Женщина с телефоном (смеется). Чего-чего-о-о? (Кладя трубку и сохраняя улыбку, старательно выговаривает.) Лимитед… лай-э-би-ли-тиз… эгримент!.. (Довольная, весело трясет головой.) Как будто я понимаю!..
Смотрит на телефон нежно и горделиво. Ну и ну! Эх и шпарит же сынок по-английски! А дети-то наши, слава Богу, поумней нас… (И т. п.)
Звонок.
Женщина с телефоном (миг, еще миг, вдруг, согнувшись, как от удара). Когда-а-а?!! Когда-а-а?!! Когда?!! (Ударом всаживает трубку в аппарат.)
Этот звериный гибельный крик (вопль, стон, вой) киношная звукоаппаратура передает вполне адекватно. Другое дело — кинооптика. Видно, оператор поменял линзы: линия коридора, пол, потолок, спина женщины, тощий железный столик, дверь с цифрой «3», зеркало у окна, само окно, дверь, снятая с петель, — все изменило свои очертания, все странно искажено, камера гоняется за женщиной и не может поймать, камера загоняет ее в угол, швыряет в углы, гоняет из угла в угол, из конца в конец, камера преследует, камера травит, камера гонит ее, как футбольный мяч, как зайца, как палый лист, но поймать все равно не может, — и, видимо (звонок словно бы уточняет картину), это есть просто новая данность: сообразная прорыву скрытого доселе пространства.

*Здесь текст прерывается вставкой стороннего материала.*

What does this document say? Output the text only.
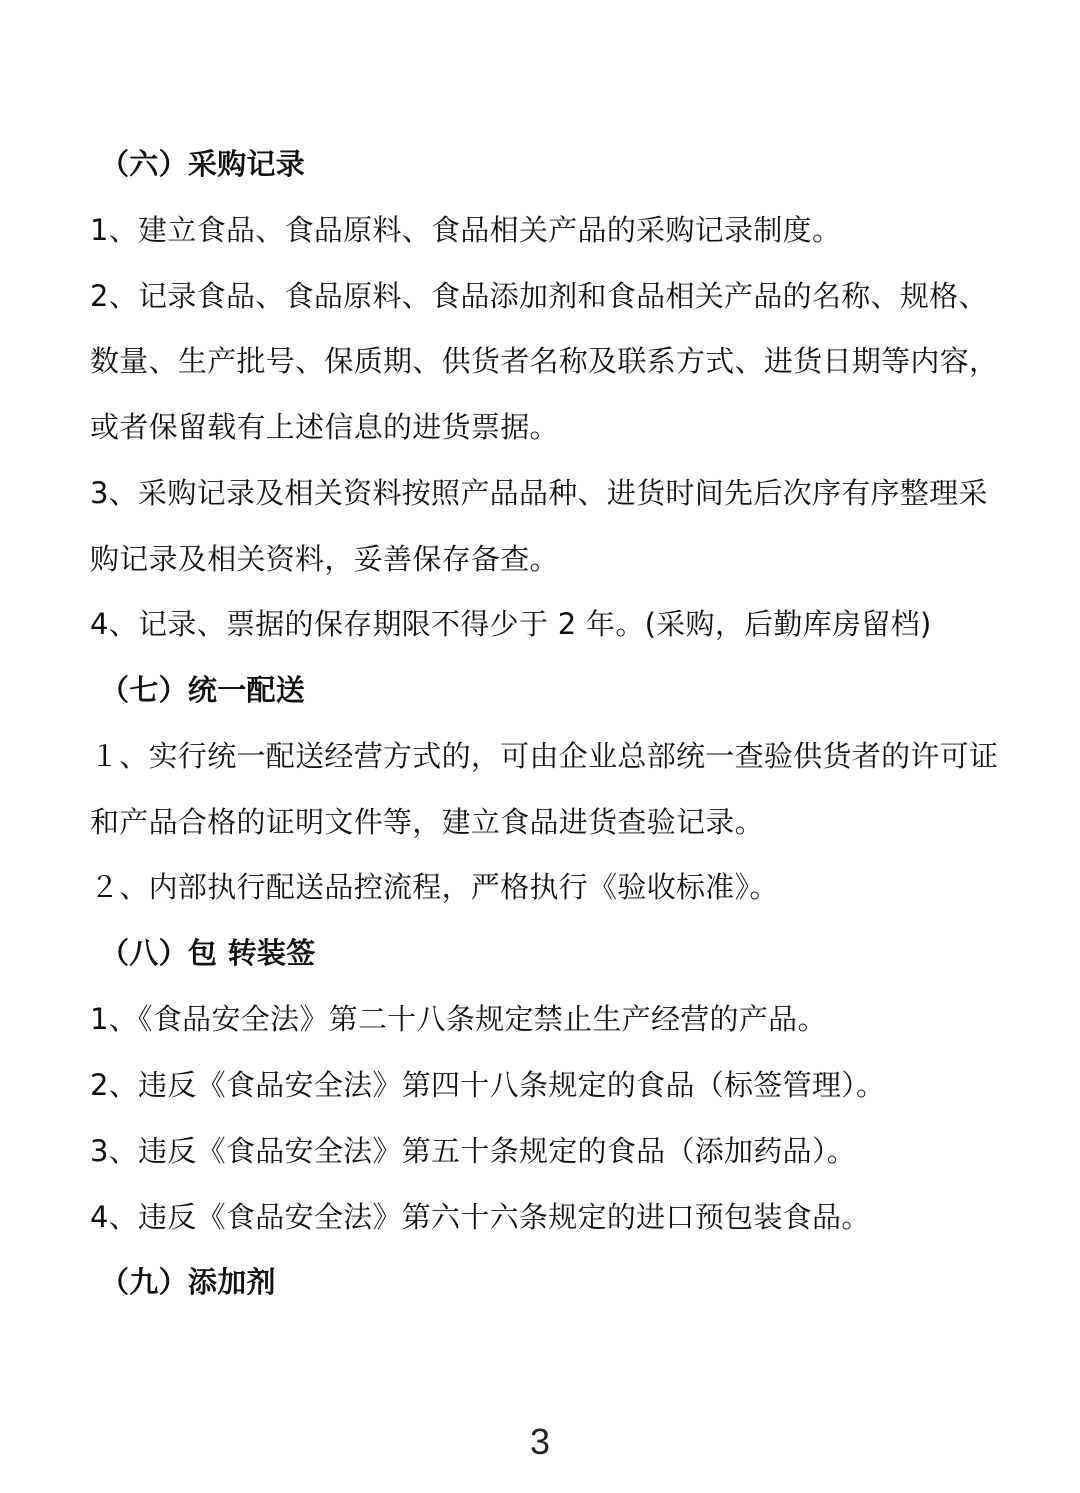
（六）采购记录
1、建立食品、食品原料、食品相关产品的采购记录制度。
2、记录食品、食品原料、食品添加剂和食品相关产品的名称、规格、
数量、生产批号、保质期、供货者名称及联系方式、进货日期等内容，
或者保留载有上述信息的进货票据。
3、采购记录及相关资料按照产品品种、进货时间先后次序有序整理采
购记录及相关资料，妥善保存备查。
4、记录、票据的保存期限不得少于 2 年。(采购，后勤库房留档)
（七）统一配送
１、实行统一配送经营方式的，可由企业总部统一查验供货者的许可证
和产品合格的证明文件等，建立食品进货查验记录。
２、内部执行配送品控流程，严格执行《验收标准》。
（八）包 转装签
1、《食品安全法》第二十八条规定禁止生产经营的产品。
2、违反《食品安全法》第四十八条规定的食品（标签管理）。
3、违反《食品安全法》第五十条规定的食品（添加药品）。
4、违反《食品安全法》第六十六条规定的进口预包装食品。
（九）添加剂
3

Женщина с телефоном (жестко). Когда? (Миг, вопль.) Идиот!!! (Вколачивает трубку.) И-ди-от!..
Времени почти нет, стань точкой. Отсчет пошел на секунды, замри. Она и не металась — это в запале скакала камера, пытаясь обжить новое измерение. Женщина же, вмиг отколотившись, закаменела. Нельзя тратить в движении то, что должно быть отдано мысли. Мысль — стрела, мысль — мишень. Она сама стала мыслью.
Есть пара секунд. Есть мозг. И есть телефон.
Значит, есть шанс.
Звонок телефона. Звонок… Звонок… Она смотрит сквозь аппарат, словно уплотняя узкий луч своей мысли. Звонок… Берет трубку.
Женщина с телефоном (почти бесстрастная констатация). Идиот. (Резко кладет трубку.)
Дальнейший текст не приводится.